Kate revealed on Twitter last month that she had recently received an abusive letter in the post, soon after her and Helen had attended a Buckingham Palace investiture ceremony (a photo of the beaming couple featured on the front page of The Times). She dealt with it by sharing a brief reply back via Twitter.

"Compared to a footballer, it's minuscule amounts. But it has come as a shock," she admitted. "Everything we'd had had been positive, particularly in the hockey community. This stepped outside of that and went into a wider public viewing point so you attract different perspectives. It's important to say it's not okay, because some people will be getting it every day - young people at school being called things to their faces... that's a lot worse than receiving a few letters in the mail, or tweets from a dodgy account. Social media channels can do more to protect people. Initially, when I made a few complaints, Twitter took down accounts. Now I've sent four or five reports on various accounts and they've come back and said they can't find anything wrong with the tweets. Now bearing in mind they're accusing me of paedophilia, grooming and all kinds of horrendous things, that they don't feel that's abusive is, I think, outrageous. Social media channels can do a lot more than they're currently doing." Hundreds of fans and followers tweeted Kate to show support.

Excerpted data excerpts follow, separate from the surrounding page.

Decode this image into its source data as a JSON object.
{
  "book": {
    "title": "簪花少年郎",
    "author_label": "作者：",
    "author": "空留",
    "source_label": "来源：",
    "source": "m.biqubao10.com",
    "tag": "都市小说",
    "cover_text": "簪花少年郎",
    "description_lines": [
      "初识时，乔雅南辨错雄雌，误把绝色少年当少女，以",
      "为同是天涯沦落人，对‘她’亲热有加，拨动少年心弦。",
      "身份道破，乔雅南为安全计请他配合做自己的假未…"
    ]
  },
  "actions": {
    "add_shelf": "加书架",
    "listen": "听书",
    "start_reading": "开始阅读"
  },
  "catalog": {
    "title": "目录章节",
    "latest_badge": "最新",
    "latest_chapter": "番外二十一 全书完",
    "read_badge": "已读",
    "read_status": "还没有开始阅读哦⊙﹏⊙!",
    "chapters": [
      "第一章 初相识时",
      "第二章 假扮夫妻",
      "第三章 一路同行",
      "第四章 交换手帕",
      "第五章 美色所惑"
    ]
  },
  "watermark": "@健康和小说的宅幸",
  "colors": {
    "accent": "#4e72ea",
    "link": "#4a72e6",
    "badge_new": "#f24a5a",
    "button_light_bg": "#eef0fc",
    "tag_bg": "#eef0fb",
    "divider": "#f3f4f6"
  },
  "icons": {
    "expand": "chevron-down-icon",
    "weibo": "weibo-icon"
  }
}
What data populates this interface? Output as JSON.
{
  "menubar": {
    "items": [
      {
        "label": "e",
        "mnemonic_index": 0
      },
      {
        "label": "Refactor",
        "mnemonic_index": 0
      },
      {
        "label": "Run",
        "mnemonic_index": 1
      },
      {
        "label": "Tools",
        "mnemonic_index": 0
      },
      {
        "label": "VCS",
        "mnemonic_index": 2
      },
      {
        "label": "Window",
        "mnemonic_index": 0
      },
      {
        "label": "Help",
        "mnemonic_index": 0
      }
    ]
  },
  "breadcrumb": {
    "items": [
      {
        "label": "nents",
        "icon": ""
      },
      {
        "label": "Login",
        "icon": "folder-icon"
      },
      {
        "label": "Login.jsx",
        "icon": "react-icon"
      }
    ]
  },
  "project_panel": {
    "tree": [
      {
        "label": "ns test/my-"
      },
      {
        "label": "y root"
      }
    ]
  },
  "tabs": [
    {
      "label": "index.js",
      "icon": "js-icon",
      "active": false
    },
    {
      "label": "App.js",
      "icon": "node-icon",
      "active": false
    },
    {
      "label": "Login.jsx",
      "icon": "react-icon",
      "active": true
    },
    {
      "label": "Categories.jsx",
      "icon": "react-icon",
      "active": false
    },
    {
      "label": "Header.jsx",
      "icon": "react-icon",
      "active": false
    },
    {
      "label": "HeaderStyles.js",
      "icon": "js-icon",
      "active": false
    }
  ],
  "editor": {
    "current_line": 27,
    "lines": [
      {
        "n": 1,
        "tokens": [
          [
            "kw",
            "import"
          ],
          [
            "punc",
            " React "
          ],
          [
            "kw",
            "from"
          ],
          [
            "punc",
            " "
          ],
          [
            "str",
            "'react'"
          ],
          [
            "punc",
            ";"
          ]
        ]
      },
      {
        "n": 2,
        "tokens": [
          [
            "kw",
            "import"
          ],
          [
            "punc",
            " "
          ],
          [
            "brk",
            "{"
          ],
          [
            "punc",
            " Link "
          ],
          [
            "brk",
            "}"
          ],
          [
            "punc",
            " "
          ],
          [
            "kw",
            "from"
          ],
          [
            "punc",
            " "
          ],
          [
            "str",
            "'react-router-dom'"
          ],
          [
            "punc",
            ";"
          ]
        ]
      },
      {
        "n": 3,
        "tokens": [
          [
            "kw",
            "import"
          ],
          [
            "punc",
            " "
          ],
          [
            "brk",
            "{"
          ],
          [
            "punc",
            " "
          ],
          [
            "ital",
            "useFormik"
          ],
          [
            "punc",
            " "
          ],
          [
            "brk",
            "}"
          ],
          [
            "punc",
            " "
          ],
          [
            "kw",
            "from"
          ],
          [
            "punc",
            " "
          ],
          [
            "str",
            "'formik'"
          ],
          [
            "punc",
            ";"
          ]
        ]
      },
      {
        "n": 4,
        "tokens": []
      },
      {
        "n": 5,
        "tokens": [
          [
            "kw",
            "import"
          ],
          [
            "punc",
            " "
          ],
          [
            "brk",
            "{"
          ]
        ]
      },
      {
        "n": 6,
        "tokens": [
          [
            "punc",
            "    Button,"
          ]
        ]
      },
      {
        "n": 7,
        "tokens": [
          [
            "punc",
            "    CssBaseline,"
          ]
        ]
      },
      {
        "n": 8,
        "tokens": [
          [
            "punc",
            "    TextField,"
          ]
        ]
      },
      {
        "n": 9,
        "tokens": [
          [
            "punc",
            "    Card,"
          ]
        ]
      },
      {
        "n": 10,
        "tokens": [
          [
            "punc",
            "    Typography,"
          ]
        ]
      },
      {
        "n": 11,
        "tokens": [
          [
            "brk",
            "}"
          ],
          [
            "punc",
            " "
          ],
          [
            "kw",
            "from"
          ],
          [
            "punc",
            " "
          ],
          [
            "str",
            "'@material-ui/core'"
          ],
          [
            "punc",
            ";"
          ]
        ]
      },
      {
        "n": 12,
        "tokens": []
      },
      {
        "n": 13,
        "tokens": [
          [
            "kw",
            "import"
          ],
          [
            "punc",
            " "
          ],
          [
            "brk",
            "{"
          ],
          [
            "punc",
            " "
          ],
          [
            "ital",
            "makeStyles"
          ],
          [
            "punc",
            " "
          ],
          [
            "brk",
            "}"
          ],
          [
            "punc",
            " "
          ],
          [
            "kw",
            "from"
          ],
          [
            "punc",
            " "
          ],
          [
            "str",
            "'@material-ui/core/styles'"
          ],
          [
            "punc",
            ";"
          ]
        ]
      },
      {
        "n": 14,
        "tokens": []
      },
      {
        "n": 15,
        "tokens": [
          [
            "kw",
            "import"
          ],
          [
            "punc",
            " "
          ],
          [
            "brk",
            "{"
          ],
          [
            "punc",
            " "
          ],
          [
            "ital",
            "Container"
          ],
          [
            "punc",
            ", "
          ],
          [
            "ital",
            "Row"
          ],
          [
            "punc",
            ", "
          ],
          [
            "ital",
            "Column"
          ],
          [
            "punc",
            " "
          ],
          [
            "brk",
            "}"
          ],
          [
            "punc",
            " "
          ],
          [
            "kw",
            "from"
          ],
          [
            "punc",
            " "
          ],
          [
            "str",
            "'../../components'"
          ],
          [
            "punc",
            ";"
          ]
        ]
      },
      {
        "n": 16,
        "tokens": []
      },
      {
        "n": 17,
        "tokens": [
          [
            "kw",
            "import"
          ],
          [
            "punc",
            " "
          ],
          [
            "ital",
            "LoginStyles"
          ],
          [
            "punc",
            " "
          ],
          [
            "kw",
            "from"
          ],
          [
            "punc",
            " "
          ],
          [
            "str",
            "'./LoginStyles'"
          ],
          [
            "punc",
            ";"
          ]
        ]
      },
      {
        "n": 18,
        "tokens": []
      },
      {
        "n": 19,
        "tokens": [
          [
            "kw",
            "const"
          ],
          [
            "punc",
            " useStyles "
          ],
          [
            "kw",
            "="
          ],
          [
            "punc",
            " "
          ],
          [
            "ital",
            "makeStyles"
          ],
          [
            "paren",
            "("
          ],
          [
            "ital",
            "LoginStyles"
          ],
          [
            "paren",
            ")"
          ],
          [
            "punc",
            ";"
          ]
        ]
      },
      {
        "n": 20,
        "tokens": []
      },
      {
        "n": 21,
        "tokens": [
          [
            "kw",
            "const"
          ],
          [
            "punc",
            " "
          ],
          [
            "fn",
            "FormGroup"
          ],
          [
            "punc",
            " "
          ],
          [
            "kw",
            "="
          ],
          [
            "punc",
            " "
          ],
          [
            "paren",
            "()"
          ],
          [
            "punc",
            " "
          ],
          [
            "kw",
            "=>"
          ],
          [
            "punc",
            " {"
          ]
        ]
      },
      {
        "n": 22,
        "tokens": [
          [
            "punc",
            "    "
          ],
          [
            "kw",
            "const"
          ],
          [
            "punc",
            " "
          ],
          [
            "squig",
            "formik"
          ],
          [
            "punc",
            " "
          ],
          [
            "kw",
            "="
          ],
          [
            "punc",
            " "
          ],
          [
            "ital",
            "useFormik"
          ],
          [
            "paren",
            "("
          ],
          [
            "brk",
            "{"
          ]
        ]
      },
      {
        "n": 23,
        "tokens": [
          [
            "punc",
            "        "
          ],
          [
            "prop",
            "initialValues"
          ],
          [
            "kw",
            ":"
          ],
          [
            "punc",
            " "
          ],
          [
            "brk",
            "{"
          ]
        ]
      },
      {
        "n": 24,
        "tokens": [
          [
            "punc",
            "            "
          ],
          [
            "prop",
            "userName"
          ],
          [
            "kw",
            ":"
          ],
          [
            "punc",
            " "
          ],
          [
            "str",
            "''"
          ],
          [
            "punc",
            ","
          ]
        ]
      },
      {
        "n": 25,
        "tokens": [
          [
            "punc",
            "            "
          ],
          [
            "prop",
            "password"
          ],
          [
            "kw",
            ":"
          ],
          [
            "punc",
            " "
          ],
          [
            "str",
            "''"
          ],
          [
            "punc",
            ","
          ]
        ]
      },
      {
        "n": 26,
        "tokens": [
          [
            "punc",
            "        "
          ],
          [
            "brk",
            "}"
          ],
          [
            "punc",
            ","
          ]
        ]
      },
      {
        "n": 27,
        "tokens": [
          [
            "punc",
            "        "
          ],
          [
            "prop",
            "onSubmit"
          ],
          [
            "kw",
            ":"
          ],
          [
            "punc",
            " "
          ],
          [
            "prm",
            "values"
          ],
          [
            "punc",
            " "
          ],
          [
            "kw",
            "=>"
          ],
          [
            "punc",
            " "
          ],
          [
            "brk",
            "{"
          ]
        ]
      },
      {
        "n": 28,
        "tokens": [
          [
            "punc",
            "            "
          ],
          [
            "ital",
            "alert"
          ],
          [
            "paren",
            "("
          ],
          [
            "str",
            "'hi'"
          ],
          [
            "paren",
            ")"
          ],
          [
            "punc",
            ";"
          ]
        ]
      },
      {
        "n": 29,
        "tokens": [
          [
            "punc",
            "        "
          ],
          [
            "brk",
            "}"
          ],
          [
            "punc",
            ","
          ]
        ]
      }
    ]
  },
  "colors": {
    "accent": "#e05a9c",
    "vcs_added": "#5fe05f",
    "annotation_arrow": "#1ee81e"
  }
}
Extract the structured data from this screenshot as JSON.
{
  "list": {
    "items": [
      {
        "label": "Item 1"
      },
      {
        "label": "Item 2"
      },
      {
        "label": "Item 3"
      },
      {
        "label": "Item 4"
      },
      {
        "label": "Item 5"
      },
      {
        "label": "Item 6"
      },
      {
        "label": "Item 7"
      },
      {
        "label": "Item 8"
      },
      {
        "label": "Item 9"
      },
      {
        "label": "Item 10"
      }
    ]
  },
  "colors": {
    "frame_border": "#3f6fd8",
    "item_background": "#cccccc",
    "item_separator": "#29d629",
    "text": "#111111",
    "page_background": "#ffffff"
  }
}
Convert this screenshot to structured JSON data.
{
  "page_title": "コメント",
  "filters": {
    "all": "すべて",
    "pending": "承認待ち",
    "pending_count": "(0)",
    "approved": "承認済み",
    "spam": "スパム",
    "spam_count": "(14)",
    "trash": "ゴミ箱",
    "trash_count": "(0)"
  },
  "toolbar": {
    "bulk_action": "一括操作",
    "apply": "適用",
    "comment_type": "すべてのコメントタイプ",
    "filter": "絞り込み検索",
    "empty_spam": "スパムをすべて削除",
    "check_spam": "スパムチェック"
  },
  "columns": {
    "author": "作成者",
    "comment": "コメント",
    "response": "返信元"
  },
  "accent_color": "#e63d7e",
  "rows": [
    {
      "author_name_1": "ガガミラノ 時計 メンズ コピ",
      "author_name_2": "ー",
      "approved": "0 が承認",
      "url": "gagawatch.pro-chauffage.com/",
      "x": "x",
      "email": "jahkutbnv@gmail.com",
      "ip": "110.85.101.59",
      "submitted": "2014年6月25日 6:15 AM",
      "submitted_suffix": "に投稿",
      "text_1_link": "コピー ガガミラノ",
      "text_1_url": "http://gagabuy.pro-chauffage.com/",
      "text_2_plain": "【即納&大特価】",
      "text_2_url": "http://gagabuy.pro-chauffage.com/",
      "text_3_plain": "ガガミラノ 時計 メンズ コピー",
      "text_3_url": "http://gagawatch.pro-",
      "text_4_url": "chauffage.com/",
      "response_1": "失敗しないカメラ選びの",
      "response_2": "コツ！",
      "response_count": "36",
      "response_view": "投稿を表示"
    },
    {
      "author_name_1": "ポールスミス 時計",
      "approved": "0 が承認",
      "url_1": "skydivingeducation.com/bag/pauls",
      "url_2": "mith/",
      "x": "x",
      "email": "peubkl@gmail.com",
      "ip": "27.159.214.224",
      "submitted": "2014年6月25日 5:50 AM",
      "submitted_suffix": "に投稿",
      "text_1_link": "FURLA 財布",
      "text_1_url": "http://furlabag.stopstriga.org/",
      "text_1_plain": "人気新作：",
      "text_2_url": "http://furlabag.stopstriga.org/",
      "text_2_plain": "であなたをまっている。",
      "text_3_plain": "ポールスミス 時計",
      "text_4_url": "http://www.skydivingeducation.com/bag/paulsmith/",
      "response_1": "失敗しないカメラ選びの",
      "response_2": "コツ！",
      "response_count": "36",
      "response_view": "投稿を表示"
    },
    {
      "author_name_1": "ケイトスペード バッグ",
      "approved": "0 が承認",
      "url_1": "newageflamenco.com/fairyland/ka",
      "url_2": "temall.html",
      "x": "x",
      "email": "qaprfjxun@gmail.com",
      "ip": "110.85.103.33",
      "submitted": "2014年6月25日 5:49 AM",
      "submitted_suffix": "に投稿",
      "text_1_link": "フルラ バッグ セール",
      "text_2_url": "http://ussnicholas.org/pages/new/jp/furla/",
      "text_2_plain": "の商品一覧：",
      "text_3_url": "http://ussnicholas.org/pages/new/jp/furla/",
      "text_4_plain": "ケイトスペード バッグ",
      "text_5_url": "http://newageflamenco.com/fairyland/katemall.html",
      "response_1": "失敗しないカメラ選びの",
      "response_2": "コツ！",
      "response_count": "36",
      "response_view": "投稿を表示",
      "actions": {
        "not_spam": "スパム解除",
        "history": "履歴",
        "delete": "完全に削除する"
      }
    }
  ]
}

When out and about in person, it's traditional assumptions which the Richardson-Walshs have to correct. "We say as LGBT people, we come out almost every day," explains Kate. "We're checking in at an airport, they say 'oh, are you sisters?' and we say, 'no, we're married...' Constantly you feel you're outing yourself, it's never-ending. It's made easier when people say 'okay' and don't bat an eyelid." More common is dealing with everyday sexism - but both are wise to underlying homophobia here too. "For example, you get in a taxi having been at an event representing hockey and the driver says 'you're too pretty for hockey players' or' you're too feminine, too girly'. It can be brushed aside but those stereotypes stop people thinking sport is for everybody. For men and women, we have those ingrained gender social stereotypes - if you fit into that mould, it's hard, and if you don't fit into that mould, it's hard too.

"I think actually that's where hockey is starting to do good work. People who from the outside say 'ah, she's sporty, short hair, muscles... she must be a lesbian'. Actually she's not - but she is still supporting LGBT issues, and she has LGBT family and friends."

Former Great Britain hockey captain Kate Richardson-Walsh (right) and her wife Helen, at Buckingham Palace, London, after the investiture ceremony
Image: The Richardson-Walshs received their New Year's Honours at an investiture ceremony at Buckingham Palace in February

There's no place for pigeonholes in the Richardson-Walshs' world, and no restrictions placed on ambition either. Even in the midst of a relegation battle with their Dutch club Bloemendaal, their appetite for a challenge is immense. Helen points out a considerable experience gap between her and Kate and the rest of their club-mates - "there's a 16-year-old, and the oldest other than us two was 24 when we joined!" Yet she scored twice last weekend in a vital 3-2 win at Pinoke, with Kate alongside her in the team; the relegation play-offs are next. Who would dare write them off? After all, they'd never dream of letting something as frivolous as age hold them back - consign that kind of attitude to the history books where it belongs.